How to get common value from 4 different array with javascript

Question

I have below arrow and I want to get common value from all four array. I have try below code and it's working but not the correct way I want. Instead of coming [2, 3] in new array it showing other value which are common at least in two or three array.

Fiddle Demo

My Code

var a = [11, 2, 3, 4],
    b = [2,  6, 3, 5],
    c = [4, 2, 20, 3],
    d = [34, 2, 21, 5, 3],
    result = [],
    common = [];

function findCommon () {    
    for(var i = 0; i < arguments.length; i++){
        var garr = arguments[i];
        result = result.concat(arguments[i]);
    };
}
findCommon(a,b,c,d);

var sorted_arr = result.sort();

for(var i = 0; i< result.length-1; i++){

    if(result[i+1] == sorted_arr[i]){
        common.push(result[i]);
    }
};

alert(common); //[2, 2, 2, 3, 3, 4, 5]

Answer 1

Try this:

function findCommon()
{
    var common=[];
    for(i=0; i<a.length; i++)
    {
       if(b.indexOf(i) != -1 && c.indexOf(i) != -1 && d.indexOf(i) != -1) 
       {
          common.push(i);
       }
    }
    return common;
}

This will return array of common values between all four arrays. Here is the working fiddle.

Answer 2

You could use arrays as the values of an object, and use the numbers as the keys. It makes it easy to count the numbers then. Note, this code is also future proof, so that if you want fewer or more arrays to test, this will let you. It also de-dupes the individual arrays, so numbers within each are only counted once to prevent errors.

function findCommon() {
    var obj = {};
    var out = [];
    var result = [];

    // convert arguments to a proper array
    var args = [].slice.call(arguments);
    var len = args.length;
    for (var i = 0, l = len; i < l; i++) {

      // grab a de-duped array and and concatenate it
      // http://stackoverflow.com/a/9229821/1377002
      var unique = args[i].filter(function(item, pos) {
        return args[i].indexOf(item) == pos;
      });
      result = result.concat(unique);
    }
    for (var i = 0, l = result.length; i < l; i++) {
        var el = result[i];

        // if the object key doesn't exist, create an array
        // as the value; add the number to the array
        if (!obj[el]) obj[el] = [];
        obj[el].push(el);
    }
    for (var p in obj) {

     // if the array length equals the original length of
     // the number of arrays added to the function
     // add it to the output array, as an integer
     if (obj[p].length === len) out.push(+p);
    }
    return out;
}

findCommon(a, b, c, d); // [2]

In addition, this will find all multiple keys, so if you replace the 5 in d as 3, the result will be [2, 3].

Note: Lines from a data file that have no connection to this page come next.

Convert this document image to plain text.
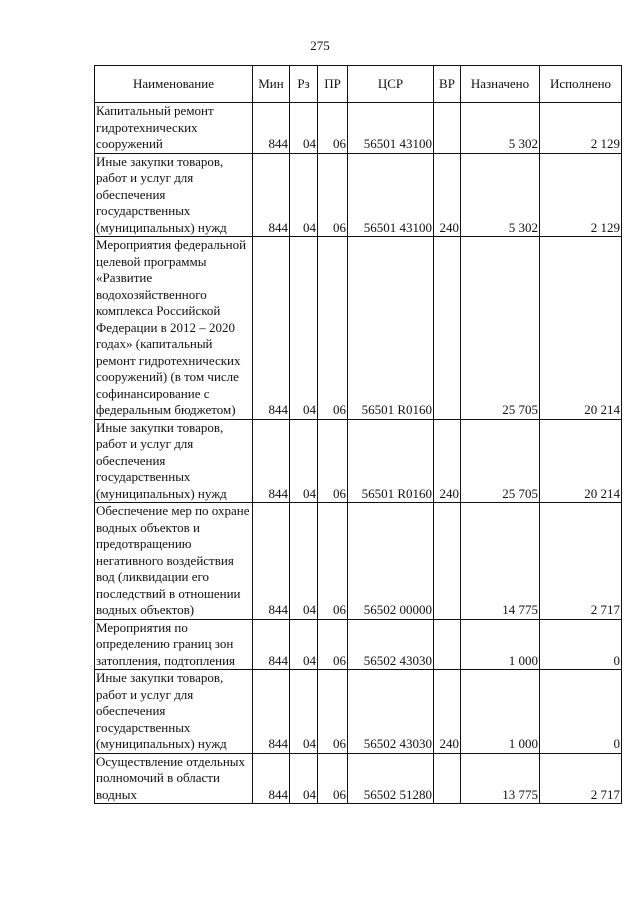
275
Наименование	Мин	Рз	ПР	ЦСР	ВР	Назначено	Исполнено
Капитальный ремонт гидротехнических сооружений	844	04	06	56501 43100		5 302	2 129
Иные закупки товаров, работ и услуг для обеспечения государственных (муниципальных) нужд	844	04	06	56501 43100	240	5 302	2 129
Мероприятия федеральной целевой программы «Развитие водохозяйственного комплекса Российской Федерации в 2012 – 2020 годах» (капитальный ремонт гидротехнических сооружений) (в том числе софинансирование с федеральным бюджетом)	844	04	06	56501 R0160		25 705	20 214
Иные закупки товаров, работ и услуг для обеспечения государственных (муниципальных) нужд	844	04	06	56501 R0160	240	25 705	20 214
Обеспечение мер по охране водных объектов и предотвращению негативного воздействия вод (ликвидации его последствий в отношении водных объектов)	844	04	06	56502 00000		14 775	2 717
Мероприятия по определению границ зон затопления, подтопления	844	04	06	56502 43030		1 000	0
Иные закупки товаров, работ и услуг для обеспечения государственных (муниципальных) нужд	844	04	06	56502 43030	240	1 000	0
Осуществление отдельных полномочий в области водных	844	04	06	56502 51280		13 775	2 717
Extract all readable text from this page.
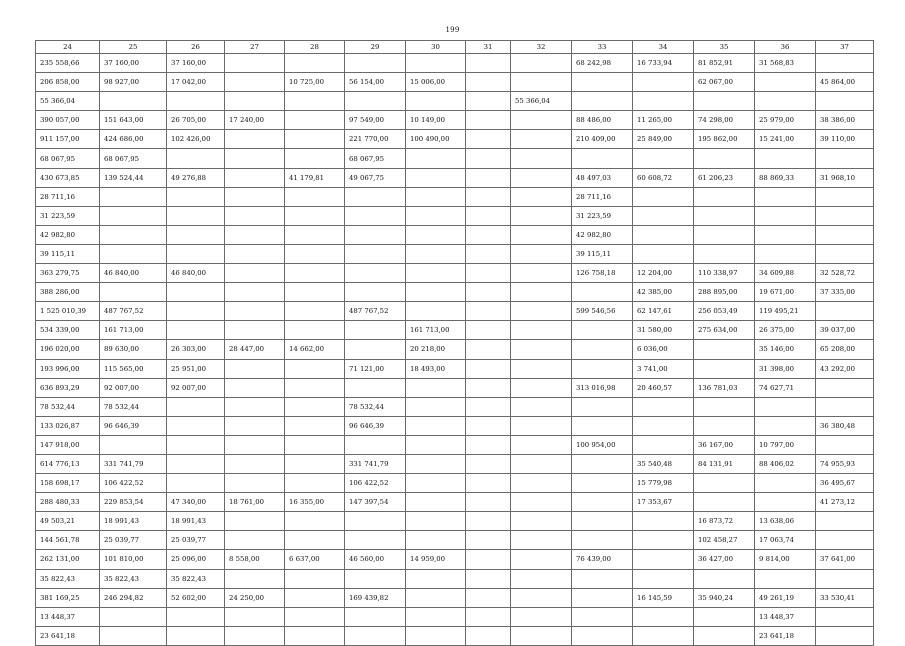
199
24	25	26	27	28	29	30	31	32	33	34	35	36	37
235 558,66	37 160,00	37 160,00							68 242,98	16 733,94	81 852,91	31 568,83	
206 858,00	98 927,00	17 042,00		10 725,00	56 154,00	15 006,00					62 067,00		45 864,00
55 366,04								55 366,04					
390 057,00	151 643,00	26 705,00	17 240,00		97 549,00	10 149,00			88 486,00	11 265,00	74 298,00	25 979,00	38 386,00
911 157,00	424 686,00	102 426,00			221 770,00	100 490,00			210 409,00	25 849,00	195 862,00	15 241,00	39 110,00
68 067,95	68 067,95				68 067,95								
430 673,85	139 524,44	49 276,88		41 179,81	49 067,75				48 497,03	60 608,72	61 206,23	88 869,33	31 968,10
28 711,16									28 711,16				
31 223,59									31 223,59				
42 982,80									42 982,80				
39 115,11									39 115,11				
363 279,75	46 840,00	46 840,00							126 758,18	12 204,00	110 338,97	34 609,88	32 528,72
388 286,00										42 385,00	288 895,00	19 671,00	37 335,00
1 525 010,39	487 767,52				487 767,52				599 546,56	62 147,61	256 053,49	119 495,21	
534 339,00	161 713,00					161 713,00				31 580,00	275 634,00	26 375,00	39 037,00
196 020,00	89 630,00	26 303,00	28 447,00	14 662,00		20 218,00				6 036,00		35 146,00	65 208,00
193 996,00	115 565,00	25 951,00			71 121,00	18 493,00				3 741,00		31 398,00	43 292,00
636 893,29	92 007,00	92 007,00							313 016,98	20 460,57	136 781,03	74 627,71	
78 532,44	78 532,44				78 532,44								
133 026,87	96 646,39				96 646,39								36 380,48
147 918,00									100 954,00		36 167,00	10 797,00	
614 776,13	331 741,79				331 741,79					35 540,48	84 131,91	88 406,02	74 955,93
158 698,17	106 422,52				106 422,52					15 779,98			36 495,67
288 480,33	229 853,54	47 340,00	18 761,00	16 355,00	147 397,54					17 353,67			41 273,12
49 503,21	18 991,43	18 991,43									16 873,72	13 638,06	
144 561,78	25 039,77	25 039,77									102 458,27	17 063,74	
262 131,00	101 810,00	25 096,00	8 558,00	6 637,00	46 560,00	14 959,00			76 439,00		36 427,00	9 814,00	37 641,00
35 822,43	35 822,43	35 822,43											
381 169,25	246 294,82	52 602,00	24 250,00		169 439,82					16 145,59	35 940,24	49 261,19	33 530,41
13 448,37												13 448,37	
23 641,18												23 641,18	
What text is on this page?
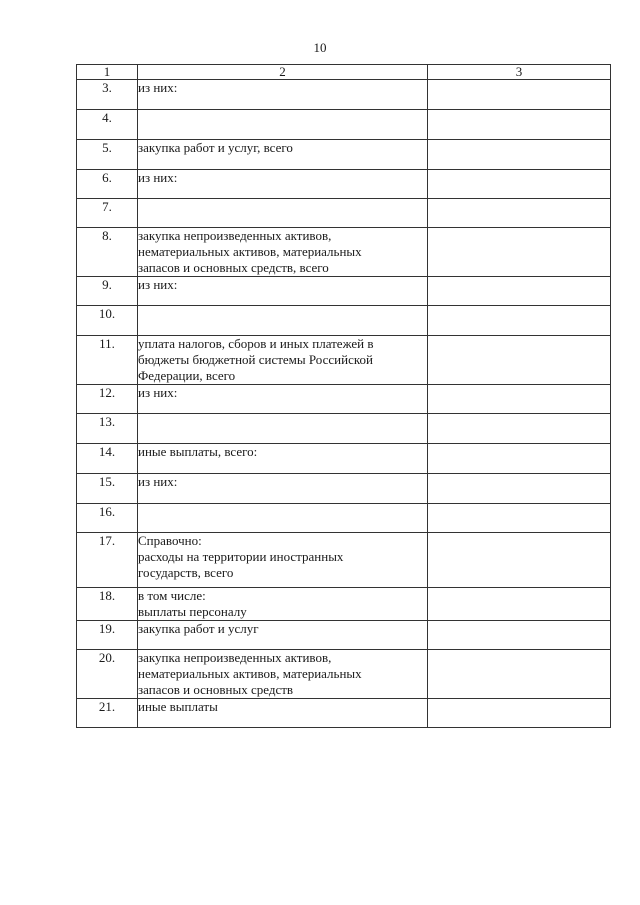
10
1	2	3
3.	из них:	
4.		
5.	закупка работ и услуг, всего	
6.	из них:	
7.		
8.	закупка непроизведенных активов,
нематериальных активов, материальных
запасов и основных средств, всего	
9.	из них:	
10.		
11.	уплата налогов, сборов и иных платежей в
бюджеты бюджетной системы Российской
Федерации, всего	
12.	из них:	
13.		
14.	иные выплаты, всего:	
15.	из них:	
16.		
17.	Справочно:
расходы на территории иностранных
государств, всего	
18.	в том числе:
выплаты персоналу	
19.	закупка работ и услуг	
20.	закупка непроизведенных активов,
нематериальных активов, материальных
запасов и основных средств	
21.	иные выплаты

DEMO which uses 4 arrays, multiple hits

DEMO which uses 5 arrays

Answer 3

You cna use indexOf to resolve that:

array.indexOf(element) >=0 // it means that element is in array

or

array.indexOf(element) != -1

When you would be using jQuery, thre is a shorter version:

$.inArray(value, array)

More fancy way, would be to use filter (Filter):

function hasElement(element, index, array) {
  return element.indexOf(i) >= 0;
}
filtered = [a,b,c,d].filter(hasElement);
filtered.length  === 4

Answer 4

Assuming you want something generic for X arrays and we are talking about integers this sounds to me like some bucket business.

var a = [11, 2, 3, 4],
    b = [2,  6, 3, 5],
    c = [4, 2, 20, 3],
    d = [34, 2, 21, 5];

function findCommon()
{
    var bucket = [];
    var maxVal = 0;
    var minVal = 0;

        for(var i = 0; i < arguments.length; i++)
        {
            for(var j = 0 ; j < arguments[i].length ; j++)
            {
                var val = arguments[i][j];
                bucket[val] = bucket[val] + 1 || 1;
                if(val > maxVal)
                {
                    maxVal = val;
                }
                else if(val < minVal)
                {
                    minVal = val;
                }
            }
        }

    var retVal = 0;
    var maxTimes = 0;
    for(var i = minVal ; i <= maxVal ; i++)
    {
        var val = bucket[i];
        if(val > maxTimes)
        {
            maxTimes = val;
            retVal = i;
        }
    }

    return retVal;
}

console.log(findCommon(a,b,c,d));

JSFIDDLE.

Answer 5

This Try,

will find the common number with number of times it repeated.

var a = [11, 2, 3, 4],
    b = [2,  6, 3, 5],
    c = [4, 2, 20, 3],
    d = [34, 2, 21, 5],
    result = [],
    common = [];

var all = a.concat(b).concat(c).concat(d);


var commonNum=0;
var largestCounter=0
for(var i = 0; i< all.length-1; i++){
    var counter=0;
    if(a.indexOf(all[i])>-1) counter+=1;
    if(b.indexOf(all[i])>-1) counter+=1;
    if(c.indexOf(all[i])>-1) counter+=1;
    if(d.indexOf(all[i])>-1) counter+=1;
     
  if(counter>largestCounter)
    {largestCounter = counter;
     commonNum = all[i];
     }
    
  
   
};

alert(commonNum+" with count " + largestCounter);